Retail CMBS Distress Continues to Improve
The sector’s delinquency rate posted a 47-basis point decline in March.
The Trepp CMBS Delinquency rate dipped slightly in March, led by a significant improvement in the retail CMBS delinquency rate and, interestingly, a 5 basis point uptick in the office delinquency rate. The overall delinquency rate declined 4 basis points to 4.67%, with the retail delinquency rate posting a 47-basis point drop to 5.56%.
“This comes even as the outstanding balance of retail loans has remained relatively flat, indicating resilience in issuance amid softening performance,” wrote Trepp’s Thomas Taylor.
The office delinquency rate declined to 6.58%.
Retail remains the second-worst performing asset by delinquency and special servicing rate, outpaced only by office in both categories, while the sector boasts the lowest watchlist rate, Taylor noted. However, “retail’s distress metrics continue to improve monthly,” he wrote.

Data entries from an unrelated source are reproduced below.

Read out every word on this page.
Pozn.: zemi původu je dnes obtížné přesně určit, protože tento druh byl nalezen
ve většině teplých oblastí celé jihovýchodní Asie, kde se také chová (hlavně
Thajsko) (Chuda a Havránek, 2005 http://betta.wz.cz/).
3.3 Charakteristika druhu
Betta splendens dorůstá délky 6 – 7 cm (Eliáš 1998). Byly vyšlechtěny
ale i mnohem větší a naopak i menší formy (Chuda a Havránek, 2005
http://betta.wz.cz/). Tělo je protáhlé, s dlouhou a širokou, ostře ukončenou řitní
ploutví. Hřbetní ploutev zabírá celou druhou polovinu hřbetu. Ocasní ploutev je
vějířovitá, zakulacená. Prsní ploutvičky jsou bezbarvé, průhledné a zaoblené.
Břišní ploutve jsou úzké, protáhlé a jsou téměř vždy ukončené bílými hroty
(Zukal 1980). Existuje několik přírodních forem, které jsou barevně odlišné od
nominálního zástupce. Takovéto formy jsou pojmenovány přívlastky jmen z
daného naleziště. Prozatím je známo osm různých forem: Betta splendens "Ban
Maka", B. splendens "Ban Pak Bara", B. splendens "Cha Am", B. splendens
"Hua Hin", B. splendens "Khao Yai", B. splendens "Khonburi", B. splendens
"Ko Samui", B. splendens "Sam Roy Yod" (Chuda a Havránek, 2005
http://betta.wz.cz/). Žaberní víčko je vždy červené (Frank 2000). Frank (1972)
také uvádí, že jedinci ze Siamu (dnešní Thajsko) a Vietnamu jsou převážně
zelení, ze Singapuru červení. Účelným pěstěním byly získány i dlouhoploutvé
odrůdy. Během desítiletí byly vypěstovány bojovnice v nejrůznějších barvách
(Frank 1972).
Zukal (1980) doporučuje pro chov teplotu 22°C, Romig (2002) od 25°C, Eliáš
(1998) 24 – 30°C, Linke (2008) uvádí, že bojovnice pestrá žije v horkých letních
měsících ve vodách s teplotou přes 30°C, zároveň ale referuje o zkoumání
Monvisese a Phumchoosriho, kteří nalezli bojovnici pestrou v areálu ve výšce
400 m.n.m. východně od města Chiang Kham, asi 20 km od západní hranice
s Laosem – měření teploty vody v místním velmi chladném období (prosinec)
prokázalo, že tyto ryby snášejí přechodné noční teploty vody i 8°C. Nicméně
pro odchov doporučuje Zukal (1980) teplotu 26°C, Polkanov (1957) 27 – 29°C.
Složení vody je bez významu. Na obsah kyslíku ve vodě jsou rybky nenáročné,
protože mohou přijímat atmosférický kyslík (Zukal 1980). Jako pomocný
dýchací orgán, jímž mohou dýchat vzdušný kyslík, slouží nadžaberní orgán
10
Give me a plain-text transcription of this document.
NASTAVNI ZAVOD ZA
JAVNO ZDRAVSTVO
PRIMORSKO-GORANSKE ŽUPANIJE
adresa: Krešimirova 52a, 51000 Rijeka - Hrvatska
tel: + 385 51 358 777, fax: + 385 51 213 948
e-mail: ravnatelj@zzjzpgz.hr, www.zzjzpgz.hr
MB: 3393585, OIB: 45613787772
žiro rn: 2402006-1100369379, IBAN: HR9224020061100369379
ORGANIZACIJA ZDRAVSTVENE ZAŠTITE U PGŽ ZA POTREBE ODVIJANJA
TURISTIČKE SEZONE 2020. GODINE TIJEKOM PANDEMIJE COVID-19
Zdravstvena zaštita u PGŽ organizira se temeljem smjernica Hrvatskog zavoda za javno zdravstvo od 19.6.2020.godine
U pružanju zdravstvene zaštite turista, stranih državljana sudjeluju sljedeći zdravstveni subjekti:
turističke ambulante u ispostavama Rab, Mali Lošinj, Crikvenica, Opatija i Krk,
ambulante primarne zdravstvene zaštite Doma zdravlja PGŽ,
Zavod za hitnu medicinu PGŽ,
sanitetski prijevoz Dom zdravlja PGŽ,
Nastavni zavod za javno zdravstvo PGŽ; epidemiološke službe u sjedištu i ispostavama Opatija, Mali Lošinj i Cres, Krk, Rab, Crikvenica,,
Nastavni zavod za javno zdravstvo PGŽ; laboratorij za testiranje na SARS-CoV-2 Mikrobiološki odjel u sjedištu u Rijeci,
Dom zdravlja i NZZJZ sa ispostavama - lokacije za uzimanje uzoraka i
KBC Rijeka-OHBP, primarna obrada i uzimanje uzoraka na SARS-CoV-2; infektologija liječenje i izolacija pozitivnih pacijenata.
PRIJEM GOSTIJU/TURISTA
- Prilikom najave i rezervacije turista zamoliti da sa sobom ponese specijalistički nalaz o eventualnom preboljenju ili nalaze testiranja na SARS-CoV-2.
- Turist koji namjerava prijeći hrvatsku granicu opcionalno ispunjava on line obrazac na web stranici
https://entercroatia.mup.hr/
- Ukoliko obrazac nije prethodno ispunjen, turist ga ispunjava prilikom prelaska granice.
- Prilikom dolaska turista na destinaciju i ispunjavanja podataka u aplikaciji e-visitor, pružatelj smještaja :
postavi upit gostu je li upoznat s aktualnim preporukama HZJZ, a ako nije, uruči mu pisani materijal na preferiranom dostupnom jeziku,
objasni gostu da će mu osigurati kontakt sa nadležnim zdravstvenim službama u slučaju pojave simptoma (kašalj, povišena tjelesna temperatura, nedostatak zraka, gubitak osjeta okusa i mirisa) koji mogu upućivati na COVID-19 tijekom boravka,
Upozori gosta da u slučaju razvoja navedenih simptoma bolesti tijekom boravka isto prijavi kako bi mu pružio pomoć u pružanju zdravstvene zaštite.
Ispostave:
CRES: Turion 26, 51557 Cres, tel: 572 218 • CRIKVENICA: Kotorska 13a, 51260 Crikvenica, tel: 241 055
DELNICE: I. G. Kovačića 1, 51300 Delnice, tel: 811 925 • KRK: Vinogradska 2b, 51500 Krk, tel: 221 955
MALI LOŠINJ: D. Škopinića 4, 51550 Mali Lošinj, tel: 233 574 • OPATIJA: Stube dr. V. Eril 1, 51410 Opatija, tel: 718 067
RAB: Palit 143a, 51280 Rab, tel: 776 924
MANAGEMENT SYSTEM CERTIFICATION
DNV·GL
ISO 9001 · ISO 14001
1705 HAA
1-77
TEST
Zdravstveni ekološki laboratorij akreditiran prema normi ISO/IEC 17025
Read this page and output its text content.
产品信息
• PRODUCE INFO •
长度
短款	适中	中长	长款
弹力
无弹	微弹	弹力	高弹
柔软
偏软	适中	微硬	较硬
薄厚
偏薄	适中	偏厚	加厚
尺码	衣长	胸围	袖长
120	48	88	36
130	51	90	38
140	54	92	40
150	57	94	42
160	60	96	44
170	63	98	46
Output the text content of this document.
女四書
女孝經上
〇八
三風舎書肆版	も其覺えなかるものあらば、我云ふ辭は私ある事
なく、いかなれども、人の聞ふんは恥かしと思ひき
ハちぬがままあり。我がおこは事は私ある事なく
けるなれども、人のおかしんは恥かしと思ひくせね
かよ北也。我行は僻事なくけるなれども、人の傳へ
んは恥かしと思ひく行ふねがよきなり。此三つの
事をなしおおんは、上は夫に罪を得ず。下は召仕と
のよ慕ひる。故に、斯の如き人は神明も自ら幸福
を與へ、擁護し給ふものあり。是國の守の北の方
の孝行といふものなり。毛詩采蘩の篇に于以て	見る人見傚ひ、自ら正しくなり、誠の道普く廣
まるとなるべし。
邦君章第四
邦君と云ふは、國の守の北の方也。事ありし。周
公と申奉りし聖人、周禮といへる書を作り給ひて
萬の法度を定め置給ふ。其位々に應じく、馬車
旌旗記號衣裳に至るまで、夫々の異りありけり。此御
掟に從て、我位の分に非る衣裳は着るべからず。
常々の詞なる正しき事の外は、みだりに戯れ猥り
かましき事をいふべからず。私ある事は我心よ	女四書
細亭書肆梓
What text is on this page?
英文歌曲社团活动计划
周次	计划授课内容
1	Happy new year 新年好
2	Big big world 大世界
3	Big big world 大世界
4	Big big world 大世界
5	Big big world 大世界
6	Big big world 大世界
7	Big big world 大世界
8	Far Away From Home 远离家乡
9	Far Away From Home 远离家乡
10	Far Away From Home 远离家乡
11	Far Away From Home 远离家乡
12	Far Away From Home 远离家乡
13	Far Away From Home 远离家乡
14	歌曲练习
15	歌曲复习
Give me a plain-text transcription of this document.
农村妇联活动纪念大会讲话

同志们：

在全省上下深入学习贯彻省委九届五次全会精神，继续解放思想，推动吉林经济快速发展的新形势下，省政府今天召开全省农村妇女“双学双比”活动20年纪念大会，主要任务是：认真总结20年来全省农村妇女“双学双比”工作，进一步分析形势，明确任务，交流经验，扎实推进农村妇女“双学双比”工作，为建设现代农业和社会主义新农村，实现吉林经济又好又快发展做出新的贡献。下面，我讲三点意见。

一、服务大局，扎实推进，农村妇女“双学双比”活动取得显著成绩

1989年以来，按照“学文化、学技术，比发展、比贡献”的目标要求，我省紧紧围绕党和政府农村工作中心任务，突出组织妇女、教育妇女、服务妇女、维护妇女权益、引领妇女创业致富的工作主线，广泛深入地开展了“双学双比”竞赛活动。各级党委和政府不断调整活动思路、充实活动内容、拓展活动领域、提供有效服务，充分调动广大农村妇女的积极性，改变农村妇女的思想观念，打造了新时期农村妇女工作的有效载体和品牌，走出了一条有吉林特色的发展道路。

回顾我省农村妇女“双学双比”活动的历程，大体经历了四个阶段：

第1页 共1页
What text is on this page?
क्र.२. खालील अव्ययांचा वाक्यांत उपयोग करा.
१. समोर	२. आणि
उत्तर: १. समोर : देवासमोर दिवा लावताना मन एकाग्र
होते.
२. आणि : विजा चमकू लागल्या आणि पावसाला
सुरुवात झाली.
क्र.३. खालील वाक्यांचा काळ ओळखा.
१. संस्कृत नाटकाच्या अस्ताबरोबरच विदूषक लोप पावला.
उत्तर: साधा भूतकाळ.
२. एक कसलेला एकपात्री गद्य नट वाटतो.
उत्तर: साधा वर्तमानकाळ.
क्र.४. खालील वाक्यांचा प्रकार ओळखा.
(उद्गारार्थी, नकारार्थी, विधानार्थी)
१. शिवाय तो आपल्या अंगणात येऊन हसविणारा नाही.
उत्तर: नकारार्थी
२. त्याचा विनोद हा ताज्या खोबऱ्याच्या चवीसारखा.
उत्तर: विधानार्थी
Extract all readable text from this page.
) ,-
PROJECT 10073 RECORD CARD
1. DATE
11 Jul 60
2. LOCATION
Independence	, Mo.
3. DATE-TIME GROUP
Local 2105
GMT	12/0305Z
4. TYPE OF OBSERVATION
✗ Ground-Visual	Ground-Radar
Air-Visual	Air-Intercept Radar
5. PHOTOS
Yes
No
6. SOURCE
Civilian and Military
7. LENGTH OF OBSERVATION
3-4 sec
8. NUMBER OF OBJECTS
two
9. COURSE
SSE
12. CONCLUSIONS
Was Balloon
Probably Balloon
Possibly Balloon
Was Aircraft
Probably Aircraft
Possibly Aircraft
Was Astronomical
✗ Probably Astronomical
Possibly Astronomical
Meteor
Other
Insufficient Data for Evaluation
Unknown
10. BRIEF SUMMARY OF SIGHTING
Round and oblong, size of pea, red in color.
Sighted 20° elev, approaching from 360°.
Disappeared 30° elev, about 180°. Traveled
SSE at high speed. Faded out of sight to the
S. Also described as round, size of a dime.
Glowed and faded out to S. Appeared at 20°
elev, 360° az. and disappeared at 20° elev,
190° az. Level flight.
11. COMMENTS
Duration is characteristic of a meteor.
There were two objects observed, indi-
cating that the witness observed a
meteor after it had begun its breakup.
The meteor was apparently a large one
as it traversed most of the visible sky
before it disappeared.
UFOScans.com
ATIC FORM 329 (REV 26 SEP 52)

Trepp reported that 19.6% of retail loans were on watchlists last month, a 22 basis point increase month over month. That compares with 24.9% of all loans on the watchlists, a 199 basis point increase from the previous month.
Loans tied to regional malls tend to be the ones in delinquency and special servicing, while those backed by superregional, neighborhood and community shopping centers are doing well.